By all accounts, Moss was not exactly Howell’s favorite son. (His m.e. promotion came shortly after Raines resigned.) Such hints of oedipal revenge, along with the usual obsession with internal politics at the paper of record, set the wag world aflame.

So, why didn’t this story have day-two legs? Probably because Times gossip doesn’t interest many people outside journoland. And it was hard for right-wing pundits to rub it in, since they’ve been spreading rumors far more fetched than anything in the Times. So the main critics were progressives. “Their lies took lives,” Amy and David Goodman posted on Democracy Now’s website. They pointed out that Dick Cheney had backed up his claims by quoting stories his moles had planted in the Times. The paper facilitated what Harper’s publisher John R. MacArthur has called “the unencumbered rollout of a commercial for war.”

Yes, its errors were fodder for gung ‘hos. Yes, the Times made it harder to argue against the administration’s lies. Yes, the paper did something terrible—and took its bloody time owning up. But blaming one journal, no matter how prestigious, for the Iraq war is a little like blaming the ovens of India for global warming. The media in general jumped to the government’s jingo whip. That speaks to the force that really dominates our press: public opinion.

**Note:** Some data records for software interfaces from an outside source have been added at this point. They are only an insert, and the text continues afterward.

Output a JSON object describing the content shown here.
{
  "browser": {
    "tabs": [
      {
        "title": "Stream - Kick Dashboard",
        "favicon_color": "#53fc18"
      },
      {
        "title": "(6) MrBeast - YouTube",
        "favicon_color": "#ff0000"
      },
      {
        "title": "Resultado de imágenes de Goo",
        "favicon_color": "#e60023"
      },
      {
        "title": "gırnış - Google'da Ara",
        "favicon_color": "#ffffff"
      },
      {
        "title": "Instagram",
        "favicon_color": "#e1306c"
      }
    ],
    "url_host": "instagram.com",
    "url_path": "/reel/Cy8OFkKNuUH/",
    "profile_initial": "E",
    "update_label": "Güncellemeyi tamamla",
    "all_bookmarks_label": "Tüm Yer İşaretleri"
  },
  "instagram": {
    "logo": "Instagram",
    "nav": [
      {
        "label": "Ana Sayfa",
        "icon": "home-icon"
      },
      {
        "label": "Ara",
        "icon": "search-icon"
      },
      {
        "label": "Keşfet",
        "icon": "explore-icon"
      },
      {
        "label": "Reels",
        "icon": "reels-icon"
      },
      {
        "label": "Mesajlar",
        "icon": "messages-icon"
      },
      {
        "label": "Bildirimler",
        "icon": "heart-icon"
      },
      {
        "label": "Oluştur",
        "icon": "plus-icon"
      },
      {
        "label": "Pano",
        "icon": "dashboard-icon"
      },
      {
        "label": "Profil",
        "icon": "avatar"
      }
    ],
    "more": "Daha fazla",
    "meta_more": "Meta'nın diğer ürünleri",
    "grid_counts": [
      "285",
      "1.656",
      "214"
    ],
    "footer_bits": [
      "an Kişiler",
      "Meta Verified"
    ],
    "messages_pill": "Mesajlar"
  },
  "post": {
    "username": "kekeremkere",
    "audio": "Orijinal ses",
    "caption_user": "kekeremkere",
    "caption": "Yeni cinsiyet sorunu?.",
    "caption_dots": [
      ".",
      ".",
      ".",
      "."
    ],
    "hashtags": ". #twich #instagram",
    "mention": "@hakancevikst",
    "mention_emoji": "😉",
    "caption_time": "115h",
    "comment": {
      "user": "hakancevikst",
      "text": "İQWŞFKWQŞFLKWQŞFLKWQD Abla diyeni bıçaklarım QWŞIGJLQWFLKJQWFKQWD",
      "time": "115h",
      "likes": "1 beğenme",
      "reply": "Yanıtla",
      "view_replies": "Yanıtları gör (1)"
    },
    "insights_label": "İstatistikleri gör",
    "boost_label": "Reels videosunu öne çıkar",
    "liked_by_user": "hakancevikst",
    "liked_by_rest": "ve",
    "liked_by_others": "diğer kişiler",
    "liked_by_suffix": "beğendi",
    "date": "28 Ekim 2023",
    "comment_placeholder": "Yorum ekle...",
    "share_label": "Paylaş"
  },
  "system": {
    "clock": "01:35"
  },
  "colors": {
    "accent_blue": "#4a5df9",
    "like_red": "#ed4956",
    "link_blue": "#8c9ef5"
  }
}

What made the invasion possible was the surge in popular support, which cowed the mainstream media, which then failed to highlight facts that could have turned the tide. Only recently, as opinion began to shift, did the fourth estate discover its courage. This process of intimidation is the real story. The Times‘ nostra culpa is just the lead.

Floating Rudy’s Boat

Some would call it business as usual for Daily News columnist Michael Goodwin. On May 23, he argued that “W Should Replace Cheney . . . and I Have Just the Guy.” Who is that masked man? None other than Lone Ranger Rudy.

All Goodwin’s panegyric lacked was a comment from Giuliani, who’s been eyeing the Republican ticket like he used to eyeball his press secretary Cristyne Lategano. Who better to float this boat than a trusted friend like Goodwin?

Return with me to the days when Goodwin was executive editor at the News. On his watch, reporter Juan González was discouraged from following up his major scoop about the Twin Towers attack. González had discovered that the air around the collapsed buildings was dangerous, despite official assurances to the contrary. Then all hell broke lose. As my colleague Cynthia Cotts reported, News editors “buckled under pressure from federal and local authorities”—including a deputy mayor. And as González would later recount, when News metro editor Richard Pienciak formed a four-reporter team to investigate the toxic threat, he was removed from his post.

González soldiered on, “to the obvious displeasure of the paper’s top editors,” he wrote in Fallout: The Environmental Consequences of the World Trade Center Collapse. Getting follow-up pieces into the paper “became a tense and emotionally draining battle,” and they usually ended up on the back news pages. Now that a summary of studies has concluded that 9-11 was “the largest acute environmental disaster” ever to befall New York, González has been vindicated—and the News is taking credit.

News Told You So,” read the header on González’s May 25 column. But the text reminded readers that Giuliani and his health commissioner had tried to “kick [the story] down.” Since this piece appeared two days after Goodwin’s Rudy gush, one could read it as a middle finger righteously raised. But what about the News itself. Why did it retreat under Goodwin’s command?

More than reflexive deference to the government may have been involved. Seven months before 9-11, Giuliani played a major part in getting one of his commissioners a new job as president of Hunter College, though she lacked prior educational experience. That president, Jennifer Raab, happens to be Goodwin’s wife. Readers of his Giuliani endorsement might have found that fact salient, but it went unmentioned in Goodwin’s column. “My wife has her own credentials and career, I have mine,” he told Press Clips, adding, “My experience with the Voice in recent years is that the facts stand no chance against the onslaught of ideology and prejudice.”

Maybe the Times‘ admission will inspire the same scrutiny at other papers. But at the News, apparently, a columnist who carries out a contract is Dog Bites Man.